Ceci est la version actuelle de cette page, en date du 9 décembre 2021 à 02:59 et modifiée en dernier par MarieVirtuElle (discuter | contributions). L'URL présente est un lien permanent vers cette version.
(diff) ← Version précédente | Voir la version actuelle (diff) | Version suivante → (diff)
Ewan Forbes
une illustration sous licence libre serait bienvenue
Titre de noblesse
Baronnet
Biographie
Naissance
Décès
Voir et modifier les données sur Wikidata (à 79 ans)
Nom de naissance
Elisabeth Forbes-SempillVoir et modifier les données sur Wikidata
Nationalité
Formation
Activités
Père
John Forbes-Sempill (en)Voir et modifier les données sur Wikidata
Mère
Gwendolen Emily Mary Prodgers (d)Voir et modifier les données sur Wikidata
Fratrie
William Forbes-Sempill (en)Voir et modifier les données sur Wikidata
Conjoint
Isabella Mitchell (d) (à partir de )Voir et modifier les données sur Wikidata
Titre honorifique
Sir

Sir Ewan Forbes (), 11e baronnet de Craigievar, est un médecin généraliste et fermier britannique.

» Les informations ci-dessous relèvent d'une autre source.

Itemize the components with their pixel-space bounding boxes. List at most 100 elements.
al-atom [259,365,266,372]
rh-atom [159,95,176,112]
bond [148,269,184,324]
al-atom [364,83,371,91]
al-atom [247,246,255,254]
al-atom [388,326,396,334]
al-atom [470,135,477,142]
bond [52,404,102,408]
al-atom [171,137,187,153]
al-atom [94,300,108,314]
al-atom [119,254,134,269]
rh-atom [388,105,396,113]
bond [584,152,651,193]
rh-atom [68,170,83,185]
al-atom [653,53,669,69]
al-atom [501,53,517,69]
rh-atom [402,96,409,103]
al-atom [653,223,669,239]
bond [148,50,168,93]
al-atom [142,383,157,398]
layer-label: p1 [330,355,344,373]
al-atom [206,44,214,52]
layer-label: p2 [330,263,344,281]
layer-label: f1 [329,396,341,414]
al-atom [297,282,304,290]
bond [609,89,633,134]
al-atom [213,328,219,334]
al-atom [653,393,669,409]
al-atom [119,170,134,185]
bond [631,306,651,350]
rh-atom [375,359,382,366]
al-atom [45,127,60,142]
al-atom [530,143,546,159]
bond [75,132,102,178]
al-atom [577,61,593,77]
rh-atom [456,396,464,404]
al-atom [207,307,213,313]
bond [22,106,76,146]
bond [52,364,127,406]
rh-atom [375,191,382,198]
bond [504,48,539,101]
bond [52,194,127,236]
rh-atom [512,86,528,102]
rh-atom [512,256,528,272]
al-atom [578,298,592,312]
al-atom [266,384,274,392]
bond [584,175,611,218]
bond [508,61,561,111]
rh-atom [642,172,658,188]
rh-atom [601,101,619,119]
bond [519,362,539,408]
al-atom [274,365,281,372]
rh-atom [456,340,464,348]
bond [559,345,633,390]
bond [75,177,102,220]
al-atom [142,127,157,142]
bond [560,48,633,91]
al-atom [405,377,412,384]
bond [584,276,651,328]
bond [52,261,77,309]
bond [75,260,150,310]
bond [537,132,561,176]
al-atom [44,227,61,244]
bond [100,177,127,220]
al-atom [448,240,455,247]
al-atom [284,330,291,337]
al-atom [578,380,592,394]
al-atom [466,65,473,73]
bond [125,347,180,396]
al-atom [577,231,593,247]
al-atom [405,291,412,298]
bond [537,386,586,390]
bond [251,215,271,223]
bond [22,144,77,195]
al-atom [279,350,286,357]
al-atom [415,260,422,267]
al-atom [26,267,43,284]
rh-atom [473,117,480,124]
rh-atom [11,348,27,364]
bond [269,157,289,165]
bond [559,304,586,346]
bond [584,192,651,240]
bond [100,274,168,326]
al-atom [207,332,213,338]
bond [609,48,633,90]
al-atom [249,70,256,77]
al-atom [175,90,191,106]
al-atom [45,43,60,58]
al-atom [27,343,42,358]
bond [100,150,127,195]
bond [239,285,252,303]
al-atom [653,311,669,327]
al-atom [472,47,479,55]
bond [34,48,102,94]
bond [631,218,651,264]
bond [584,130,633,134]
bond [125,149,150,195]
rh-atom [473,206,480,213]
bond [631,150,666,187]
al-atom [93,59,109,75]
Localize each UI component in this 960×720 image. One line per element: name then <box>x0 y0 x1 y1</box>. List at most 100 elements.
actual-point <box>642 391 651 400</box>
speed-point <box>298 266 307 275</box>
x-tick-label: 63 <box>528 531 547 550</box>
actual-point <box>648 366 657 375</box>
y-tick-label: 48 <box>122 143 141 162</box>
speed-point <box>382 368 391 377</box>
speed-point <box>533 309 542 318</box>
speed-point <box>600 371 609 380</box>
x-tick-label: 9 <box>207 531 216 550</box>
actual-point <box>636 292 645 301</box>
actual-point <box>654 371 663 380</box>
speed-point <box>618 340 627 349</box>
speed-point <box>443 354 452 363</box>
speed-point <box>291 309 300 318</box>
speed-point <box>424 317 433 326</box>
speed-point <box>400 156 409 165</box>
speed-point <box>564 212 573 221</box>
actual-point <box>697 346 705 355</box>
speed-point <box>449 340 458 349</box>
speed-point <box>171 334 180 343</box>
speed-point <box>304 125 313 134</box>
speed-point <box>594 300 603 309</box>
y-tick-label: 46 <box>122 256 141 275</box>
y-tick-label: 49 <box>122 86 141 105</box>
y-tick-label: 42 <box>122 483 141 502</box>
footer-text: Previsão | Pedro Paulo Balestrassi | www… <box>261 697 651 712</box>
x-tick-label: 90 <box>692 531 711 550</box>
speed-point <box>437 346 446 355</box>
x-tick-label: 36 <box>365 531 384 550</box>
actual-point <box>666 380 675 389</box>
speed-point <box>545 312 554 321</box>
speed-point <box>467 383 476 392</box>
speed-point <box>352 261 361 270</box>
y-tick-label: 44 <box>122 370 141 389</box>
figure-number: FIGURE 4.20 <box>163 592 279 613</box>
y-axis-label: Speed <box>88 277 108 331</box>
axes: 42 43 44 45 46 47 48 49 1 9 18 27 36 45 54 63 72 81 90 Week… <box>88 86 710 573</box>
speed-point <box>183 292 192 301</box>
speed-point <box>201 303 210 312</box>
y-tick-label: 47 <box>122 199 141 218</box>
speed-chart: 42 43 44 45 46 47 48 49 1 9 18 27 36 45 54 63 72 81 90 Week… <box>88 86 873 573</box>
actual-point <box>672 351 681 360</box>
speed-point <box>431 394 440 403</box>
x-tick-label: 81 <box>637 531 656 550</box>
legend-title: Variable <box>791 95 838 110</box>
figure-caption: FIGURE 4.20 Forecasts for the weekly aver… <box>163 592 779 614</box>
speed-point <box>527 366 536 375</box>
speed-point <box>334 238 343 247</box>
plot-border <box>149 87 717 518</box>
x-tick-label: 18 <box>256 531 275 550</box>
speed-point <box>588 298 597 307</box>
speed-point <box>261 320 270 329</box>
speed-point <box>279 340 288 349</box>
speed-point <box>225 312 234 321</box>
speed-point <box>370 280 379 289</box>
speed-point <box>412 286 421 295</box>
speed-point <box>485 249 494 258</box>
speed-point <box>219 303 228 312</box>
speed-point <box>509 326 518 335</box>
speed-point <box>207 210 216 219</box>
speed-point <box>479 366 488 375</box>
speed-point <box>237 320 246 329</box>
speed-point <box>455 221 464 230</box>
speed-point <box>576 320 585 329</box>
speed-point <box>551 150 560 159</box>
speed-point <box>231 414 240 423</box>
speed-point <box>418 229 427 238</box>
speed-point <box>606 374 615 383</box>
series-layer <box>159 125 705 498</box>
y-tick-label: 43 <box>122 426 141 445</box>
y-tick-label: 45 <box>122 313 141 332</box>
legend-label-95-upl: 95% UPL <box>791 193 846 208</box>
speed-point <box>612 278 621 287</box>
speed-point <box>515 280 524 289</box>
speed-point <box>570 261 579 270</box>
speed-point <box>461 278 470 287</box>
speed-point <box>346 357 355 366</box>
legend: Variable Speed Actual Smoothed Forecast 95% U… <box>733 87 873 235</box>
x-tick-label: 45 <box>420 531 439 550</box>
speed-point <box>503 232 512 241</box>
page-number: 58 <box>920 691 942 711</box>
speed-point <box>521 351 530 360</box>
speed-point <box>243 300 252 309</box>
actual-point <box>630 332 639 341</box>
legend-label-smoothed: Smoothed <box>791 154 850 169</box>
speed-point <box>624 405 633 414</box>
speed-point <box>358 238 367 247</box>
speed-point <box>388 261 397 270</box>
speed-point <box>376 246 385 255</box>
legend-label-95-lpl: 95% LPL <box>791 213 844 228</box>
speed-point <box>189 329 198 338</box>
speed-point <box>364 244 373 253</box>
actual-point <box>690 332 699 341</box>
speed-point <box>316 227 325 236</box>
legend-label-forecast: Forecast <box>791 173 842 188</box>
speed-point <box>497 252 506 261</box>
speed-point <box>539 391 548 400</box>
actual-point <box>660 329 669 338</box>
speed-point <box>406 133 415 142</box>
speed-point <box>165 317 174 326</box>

Biographie[modifier | modifier le code]

À sa naissance, il est baptisé Elisabeth Forbes-Sempill et inscrit officiellement dans les registres comme la fille cadette de Lord Sempill. Après une jeunesse inconfortable, il peut entamer sa vie d’homme en 1945, au début de sa carrière médicale. Il fait corriger les registres officiels en 1952, afin que sa naissance soit inscrite comme celle d’un garçon, et adopte le nom d’Ewan Forbes-Sempill ; il se marie un mois plus tard.

En 1965, il hérite du titre de baronnet de son frère aîné, titre qui se transmettait aux héritiers mâles accompagné d’un important patrimoine. Son cousin cherche à l’en déposséder, arguant de l’invalidité du changement de nom ; cette interprétation faisait de Forbes une femme sur le plan légal, et donc lui déniait le droit d’hériter. La situation manquait de clarté, et il fallut trois ans avant qu’un décret de la Cour ne lui accorde définitivement le titre. Le tout est mené dans le plus grand secret, et il est donc impossible de faire valoir ce cas en tant que précédent lors d’autres jugements portant sur le genre des héritiers. C’est seulement à la mort de Forbes, en 1991, que les événements sont publiquement révélés.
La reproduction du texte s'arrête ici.